Ignoring my personal feelings of how unhealthy I think this is for them in the long run, I just simply don't want to feel like I'm competing with them. And yeah not all workplaces feel like a competition, but in my experience the places where you constantly hear "I was up until 10 fixing that bug, but I finally solved it." "Nice work, rockstar!" do feel very competitive internally.

Also as someone with lots of anxiety (which I feel is somewhat common among developers) it really helps to hear that taking reasonable hours or a vacation is not only allowed, but encouraged. I worked at a place that switched to "unlimited vacation", but the process for getting it approved was so stressful that the majority of the developers didn't take a vacation that year.

At the same time if they're willing to do 60 hours a week of work (not if it takes them 60 hours to do 40 hours worth of work) they should probably be pointed out positively in the team meeting for putting the effort in, and privately told that it's probably not maintainable in the long term, and if they need to work that much to meet their objectives they have too much work.

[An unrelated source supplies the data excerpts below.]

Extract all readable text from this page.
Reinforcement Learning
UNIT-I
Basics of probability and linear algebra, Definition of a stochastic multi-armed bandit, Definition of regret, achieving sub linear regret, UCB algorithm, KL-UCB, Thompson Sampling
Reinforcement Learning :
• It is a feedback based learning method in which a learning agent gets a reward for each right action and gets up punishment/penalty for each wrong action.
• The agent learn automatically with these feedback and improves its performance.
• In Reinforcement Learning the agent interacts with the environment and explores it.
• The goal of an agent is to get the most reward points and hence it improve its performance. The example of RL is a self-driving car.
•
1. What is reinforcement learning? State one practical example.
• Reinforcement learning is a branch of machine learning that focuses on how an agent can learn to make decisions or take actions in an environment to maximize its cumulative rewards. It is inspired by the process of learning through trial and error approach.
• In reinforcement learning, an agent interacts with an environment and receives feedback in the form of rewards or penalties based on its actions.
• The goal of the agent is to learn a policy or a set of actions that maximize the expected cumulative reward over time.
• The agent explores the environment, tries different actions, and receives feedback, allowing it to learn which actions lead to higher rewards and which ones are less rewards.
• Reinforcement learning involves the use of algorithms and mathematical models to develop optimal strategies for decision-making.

But I don't see anything wrong with praising more output under the right circumstances. Everything ebbs and flows. As an IC there are times I go 3-4 days without a single commit. And there are times I have commits for 12 days straight because I'm on a roll.

I've been fighting for an "unlimited with minimum" vacation policy for the developers at my current job for a while now. It was fight to get the base increased from 2 weeks to 3, and the system doesn't allow negative PTO balances, which seems kind of draconian to me. But I'd love to see my coworkers taking 4-5 weeks a year.

So glad I live in a country with sane labor laws. We have mandated 4 weeks vacation, most places have 5 weeks. The law actually says that the employee is mandated to take 4 weeks vacation and the employer is mandated to make sure the employee takes their vacation. It's possible to "transfer" vacation days from one year to the next, but most people take their vacation every year. Looking forward to July off.
As someone with a tendency to accidentally work 60 hour weeks sometimes because I genuinely enjoy the work, I think you have to balance any praise with very clear expectations for the rest of the team. Something like "40 hour weeks are meant to be the norm and while heroism is appreciated, it is not sustainable".
Yeah, this reminds me of when I first got out of college: I worked at a small company and I never took vacations. After a couple years of never taking a vacation day, the owner started 'forcing' me to take vacations by paying for hotel and airfare to anywhere I wanted.